India Plans GST Cuts on Cars, Consumer Goods in Biggest Tax Overhaul in a Decade: Reuters

India is planning to slash consumption tax by at least 10 percentage points on nearly 175 products, including shampoos, hybrid cars and consumer electronics, Reuters reported on Monday, citing two sources familiar with the matter.

According to the report, this would mark the biggest reform of the goods and services tax (GST) system in nearly a decade. The move comes as Prime Minister Narendra Modi pushes for greater use of Indian-made products amid strained trade ties with the United States.

Modi, who had first flagged the reform during his Independence Day address last month, said he aimed to make daily-use items cheaper for people in the world’s fifth-largest economy. Reuters noted that consumer goods such as toothpaste, talcum powder and shampoo could see GST rates fall from 18% to 5%, benefiting companies like Hindustan Unilever and Godrej Industries.

Air conditioners and television sets may also witness a reduction in GST from 28% to 18%, ahead of the crucial Diwali shopping season, when brands such as Samsung, LG Electronics and Sony typically see peak sales, the report said.

India’s GST Council, chaired by Finance Minister Nirmala Sitharaman and including state representatives, is scheduled to finalise the list of items for tax cuts during its September 3-4 meeting. The finance ministry did not immediately respond to Reuters’ request for comment.

The proposed cuts are also aimed at offsetting an anticipated decline in exports to the U.S. by spurring domestic consumption, raising farm incomes and strengthening self-reliance among Indian manufacturers, Reuters added. Tax relief is expected for export-linked items such as fertilisers, farm machinery and tractors, with GST potentially dropping to 5% from the current 12–18%. The textile sector, hit by U.S. tariffs, is also set to benefit.

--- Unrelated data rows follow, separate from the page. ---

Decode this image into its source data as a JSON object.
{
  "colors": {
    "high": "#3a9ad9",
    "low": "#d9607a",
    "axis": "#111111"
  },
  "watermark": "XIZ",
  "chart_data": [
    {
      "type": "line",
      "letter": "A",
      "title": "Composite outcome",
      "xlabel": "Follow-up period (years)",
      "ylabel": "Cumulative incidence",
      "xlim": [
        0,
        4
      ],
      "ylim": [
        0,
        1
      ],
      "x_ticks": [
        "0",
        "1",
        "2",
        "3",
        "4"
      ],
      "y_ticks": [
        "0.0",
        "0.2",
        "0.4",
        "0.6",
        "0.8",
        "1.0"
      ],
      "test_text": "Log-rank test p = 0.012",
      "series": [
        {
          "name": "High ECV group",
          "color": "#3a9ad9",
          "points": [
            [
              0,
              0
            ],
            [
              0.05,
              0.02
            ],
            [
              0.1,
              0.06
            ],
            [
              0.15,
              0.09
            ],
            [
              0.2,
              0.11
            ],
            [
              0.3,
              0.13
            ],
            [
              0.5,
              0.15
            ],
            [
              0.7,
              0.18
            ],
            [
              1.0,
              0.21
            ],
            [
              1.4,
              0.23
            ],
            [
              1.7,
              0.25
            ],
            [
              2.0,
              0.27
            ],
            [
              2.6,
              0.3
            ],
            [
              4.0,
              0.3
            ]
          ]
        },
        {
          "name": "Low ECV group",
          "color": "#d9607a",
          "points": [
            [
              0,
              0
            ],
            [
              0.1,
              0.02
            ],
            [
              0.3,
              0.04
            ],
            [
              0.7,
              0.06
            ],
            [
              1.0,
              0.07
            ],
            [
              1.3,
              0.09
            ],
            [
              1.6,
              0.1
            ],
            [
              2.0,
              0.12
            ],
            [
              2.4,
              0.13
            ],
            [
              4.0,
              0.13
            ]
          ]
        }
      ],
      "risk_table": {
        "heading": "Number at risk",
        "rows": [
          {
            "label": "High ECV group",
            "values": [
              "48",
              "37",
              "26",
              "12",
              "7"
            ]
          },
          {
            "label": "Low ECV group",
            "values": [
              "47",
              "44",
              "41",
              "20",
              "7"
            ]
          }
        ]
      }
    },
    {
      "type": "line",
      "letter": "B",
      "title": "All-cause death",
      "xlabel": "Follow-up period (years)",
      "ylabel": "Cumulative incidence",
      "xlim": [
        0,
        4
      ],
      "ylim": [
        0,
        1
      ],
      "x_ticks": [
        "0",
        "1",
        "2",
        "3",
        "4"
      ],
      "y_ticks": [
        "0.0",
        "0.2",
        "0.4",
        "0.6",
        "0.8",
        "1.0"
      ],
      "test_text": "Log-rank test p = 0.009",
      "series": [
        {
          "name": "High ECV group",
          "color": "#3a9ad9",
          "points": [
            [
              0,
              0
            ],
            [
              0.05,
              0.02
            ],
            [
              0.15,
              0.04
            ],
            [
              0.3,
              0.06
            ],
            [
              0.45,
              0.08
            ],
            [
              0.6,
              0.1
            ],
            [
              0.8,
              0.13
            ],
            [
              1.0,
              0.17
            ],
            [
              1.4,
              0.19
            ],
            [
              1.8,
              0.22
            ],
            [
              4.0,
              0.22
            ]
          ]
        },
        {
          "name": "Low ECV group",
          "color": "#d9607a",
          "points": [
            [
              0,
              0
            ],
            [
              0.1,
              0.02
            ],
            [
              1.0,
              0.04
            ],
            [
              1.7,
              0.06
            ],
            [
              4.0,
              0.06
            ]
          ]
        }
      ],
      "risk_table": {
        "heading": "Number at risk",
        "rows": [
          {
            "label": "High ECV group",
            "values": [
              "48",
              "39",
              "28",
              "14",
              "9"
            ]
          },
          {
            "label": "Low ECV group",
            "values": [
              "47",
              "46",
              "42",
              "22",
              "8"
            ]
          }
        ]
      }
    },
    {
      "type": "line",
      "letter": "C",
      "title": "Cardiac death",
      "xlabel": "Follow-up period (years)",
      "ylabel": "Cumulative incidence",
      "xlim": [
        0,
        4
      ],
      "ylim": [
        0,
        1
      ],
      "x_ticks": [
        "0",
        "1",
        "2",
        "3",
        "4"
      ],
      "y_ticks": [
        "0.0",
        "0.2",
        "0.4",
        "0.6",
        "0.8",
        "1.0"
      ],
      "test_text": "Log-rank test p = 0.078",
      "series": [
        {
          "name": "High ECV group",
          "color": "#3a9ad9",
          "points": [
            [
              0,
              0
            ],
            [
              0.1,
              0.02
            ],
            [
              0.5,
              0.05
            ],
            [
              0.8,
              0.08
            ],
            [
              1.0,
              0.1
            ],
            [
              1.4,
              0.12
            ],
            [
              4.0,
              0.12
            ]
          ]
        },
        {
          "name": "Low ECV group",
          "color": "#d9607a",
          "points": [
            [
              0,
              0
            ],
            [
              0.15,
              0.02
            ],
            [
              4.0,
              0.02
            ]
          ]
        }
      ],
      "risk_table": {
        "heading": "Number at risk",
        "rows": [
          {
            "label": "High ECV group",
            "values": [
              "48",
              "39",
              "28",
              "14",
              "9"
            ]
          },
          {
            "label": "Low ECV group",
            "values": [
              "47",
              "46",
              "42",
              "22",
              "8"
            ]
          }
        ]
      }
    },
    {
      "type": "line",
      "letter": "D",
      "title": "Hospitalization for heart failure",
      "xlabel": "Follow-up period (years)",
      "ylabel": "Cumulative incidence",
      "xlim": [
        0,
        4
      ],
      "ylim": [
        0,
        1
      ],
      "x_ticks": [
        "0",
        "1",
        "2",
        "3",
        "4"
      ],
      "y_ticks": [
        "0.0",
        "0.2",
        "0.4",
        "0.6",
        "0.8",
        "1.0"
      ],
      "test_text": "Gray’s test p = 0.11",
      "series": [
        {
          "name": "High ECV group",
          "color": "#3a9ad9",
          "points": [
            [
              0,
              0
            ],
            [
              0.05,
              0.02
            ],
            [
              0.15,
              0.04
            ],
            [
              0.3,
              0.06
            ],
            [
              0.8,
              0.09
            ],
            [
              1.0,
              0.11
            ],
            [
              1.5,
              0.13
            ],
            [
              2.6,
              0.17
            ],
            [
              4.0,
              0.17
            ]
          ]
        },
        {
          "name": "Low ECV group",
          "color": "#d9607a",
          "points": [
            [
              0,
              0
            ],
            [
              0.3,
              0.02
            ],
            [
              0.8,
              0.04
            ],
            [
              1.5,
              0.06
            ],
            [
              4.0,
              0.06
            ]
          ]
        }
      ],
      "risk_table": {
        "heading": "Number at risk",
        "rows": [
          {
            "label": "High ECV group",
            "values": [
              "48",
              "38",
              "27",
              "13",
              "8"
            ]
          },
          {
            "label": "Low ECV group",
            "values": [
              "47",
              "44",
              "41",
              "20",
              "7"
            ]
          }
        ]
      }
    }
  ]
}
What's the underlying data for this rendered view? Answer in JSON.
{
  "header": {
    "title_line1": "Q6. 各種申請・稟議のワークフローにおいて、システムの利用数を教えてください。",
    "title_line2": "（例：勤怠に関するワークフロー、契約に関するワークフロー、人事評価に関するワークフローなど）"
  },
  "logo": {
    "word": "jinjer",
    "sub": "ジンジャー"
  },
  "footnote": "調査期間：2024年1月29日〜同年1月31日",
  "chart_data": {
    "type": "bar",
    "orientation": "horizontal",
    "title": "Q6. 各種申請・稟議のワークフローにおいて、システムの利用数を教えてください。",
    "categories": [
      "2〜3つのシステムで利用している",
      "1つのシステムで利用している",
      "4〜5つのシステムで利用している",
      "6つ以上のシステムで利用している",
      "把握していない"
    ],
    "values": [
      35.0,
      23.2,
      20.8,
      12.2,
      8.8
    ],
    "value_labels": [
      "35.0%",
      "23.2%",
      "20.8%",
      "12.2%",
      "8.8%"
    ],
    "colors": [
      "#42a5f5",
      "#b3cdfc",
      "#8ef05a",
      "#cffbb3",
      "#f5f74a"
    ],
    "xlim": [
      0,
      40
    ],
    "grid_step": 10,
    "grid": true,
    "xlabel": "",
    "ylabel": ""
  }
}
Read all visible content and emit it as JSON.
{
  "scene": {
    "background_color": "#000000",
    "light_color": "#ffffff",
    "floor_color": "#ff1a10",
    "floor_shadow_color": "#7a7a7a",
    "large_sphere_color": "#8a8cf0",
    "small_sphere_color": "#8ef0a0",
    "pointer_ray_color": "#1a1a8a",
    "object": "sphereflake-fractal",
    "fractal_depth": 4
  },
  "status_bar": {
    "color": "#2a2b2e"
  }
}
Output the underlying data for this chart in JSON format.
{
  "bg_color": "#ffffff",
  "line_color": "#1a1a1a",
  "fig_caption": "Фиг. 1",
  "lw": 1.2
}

In the automobile sector, Reuters reported that the government has proposed cutting GST on small petrol hybrid cars to 18% from 28%, a move likely to benefit Toyota and Suzuki. While Japanese carmakers have long lobbied for such a cut, Indian EV makers Tata Motors and Mahindra & Mahindra have raised concerns that cheaper hybrids could slow the country’s transition to electric mobility.

The government also plans to lower GST on commuter motorcycles and scooters under 350cc, which account for about 95% of the nearly 20 million two-wheelers sold annually by companies such as Bajaj Auto, Hero MotoCorp and TVS Motor. Small car sales, dominated by Maruti Suzuki along with Hyundai and Tata Motors, are also expected to rise.

Meanwhile, bigger cars—over 4 meters long with higher engine capacity—will see GST rise from 28% to 40%, though Reuters said the government may reduce additional levies to keep the overall tax burden steady at about 50%.

On the revenue side, the government is also considering raising GST rates on coal and on services such as betting, casinos and horse racing, while maintaining existing levies on carbonated drinks produced by PepsiCo, Coca-Cola and Reliance Industries, despite industry calls for tax relief.